NSU-Prozess in München Wenn ein Gericht zur Festung wird

Zu klein für einen Mammutprozess, aber nach Expertenmeinung immerhin sicher genug: das Strafjustizzentrum.

(Foto: Stephan Rumpf)

Zugemauerte Fenster, abgesperrte Zufahrten, geschlossene Säle - für den NSU-Prozess wird das Justizzentrum an der Nymphenburger Straße umgebaut. Für den erwarteten Andrang ist es dennoch kaum gerüstet.

Von Christian Rost und Katja Riedel

Für den Prozess gegen die mutmaßliche Rechtsterroristin Beate Zschäpe und weitere vier angebliche Unterstützer des "Nationalsozialistischen Untergrunds" (NSU) wird das Münchner Strafjustizzentrum eigens umgebaut. Trotzdem dürfte das Gebäude an der Nymphenburger Straße kaum dem immensen Interesse an einem der größten Münchner Prozesse der Nachkriegszeit gerecht werden. Denn während der Hauptverhandlung werden nur wenige Beobachter im Sitzungssaal zugelassen werden können, die Planungen sehen für Medienvertreter und Besucher maximal 105 Plätze vor. Eine andere Lösung sei aus Sicherheitsgründen nicht möglich, sagte der Präsident des Oberlandesgerichts München, Karl Huber.

Der Schwurgerichtssaal 101 im Strafjustizzentrum mit derzeit noch 160 Zuhörerplätzen erwies sich schon im Verfahren gegen den mutmaßlichen KZ-Aufseher John Demjanjuk als zu klein. Die überforderte Justiz musste sich deutliche Kritik gefallen lassen, als sie Hinterbliebene und Opfer vor dem Gerichtsgebäude in "Sammelstellen" warten ließ. Für dieses Verfahren hatten sich allein 211 Journalisten aus aller Welt akkreditiert. Beim voraussichtlich im April beginnenden NSU-Prozess um die rechte Terrorgruppe, die zehn Menschen ermordete, dürften es eher noch mehr Medienvertreter werden. Der Deutsche Journalistenverband appelliert deshalb an die Justiz, "das zu erwartende große Medieninteresse zu berücksichtigen".

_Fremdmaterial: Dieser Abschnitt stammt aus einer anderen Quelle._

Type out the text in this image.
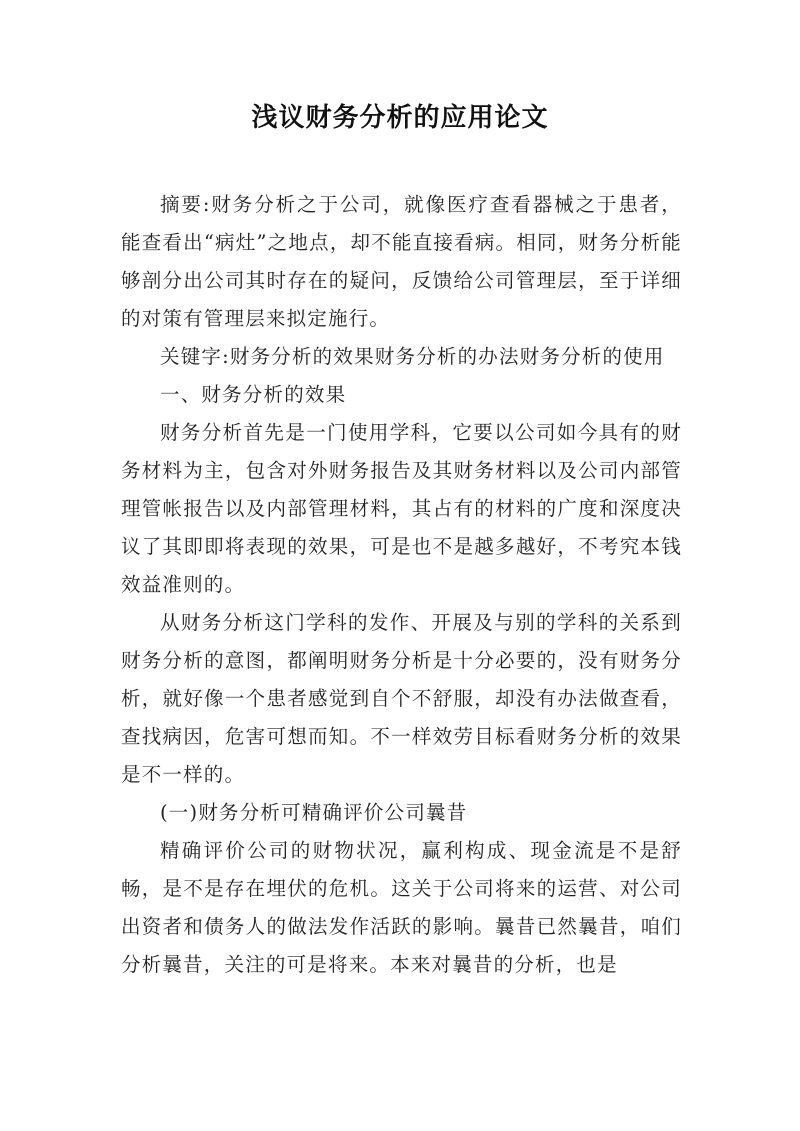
浅议财务分析的应用论文

摘要:财务分析之于公司，就像医疗查看器械之于患者，能查看出“病灶”之地点，却不能直接看病。相同，财务分析能够剖分出公司其时存在的疑问，反馈给公司管理层，至于详细的对策有管理层来拟定施行。

关键字:财务分析的效果财务分析的办法财务分析的使用

一、财务分析的效果

财务分析首先是一门使用学科，它要以公司如今具有的财务材料为主，包含对外财务报告及其财务材料以及公司内部管理管帐报告以及内部管理材料，其占有的材料的广度和深度决议了其即即将表现的效果，可是也不是越多越好，不考究本钱效益准则的。

从财务分析这门学科的发作、开展及与别的学科的关系到财务分析的意图，都阐明财务分析是十分必要的，没有财务分析，就好像一个患者感觉到自个不舒服，却没有办法做查看，查找病因，危害可想而知。不一样效劳目标看财务分析的效果是不一样的。

(一)财务分析可精确评价公司曩昔

精确评价公司的财物状况，赢利构成、现金流是不是舒畅，是不是存在埋伏的危机。这关于公司将来的运营、对公司出资者和债务人的做法发作活跃的影响。曩昔已然曩昔，咱们分析曩昔，关注的可是将来。本来对曩昔的分析，也是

Der Schwurgerichtssaal wird nach den Angaben von OLG-Präsident Huber zwar umgebaut für das Verfahren. Danach stehen insgesamt aber sogar weniger Zuhörerreihen als bisher zur Verfügung. Lediglich auf der Empore des galerieartig angelegten Saales werden noch je rund 50 Besucher und 50 Journalisten Platz finden. Der untere, größere Zuhörerbereich wird komplett für die 56 Nebenkläger und ihre Anwälte reserviert und umgestaltet.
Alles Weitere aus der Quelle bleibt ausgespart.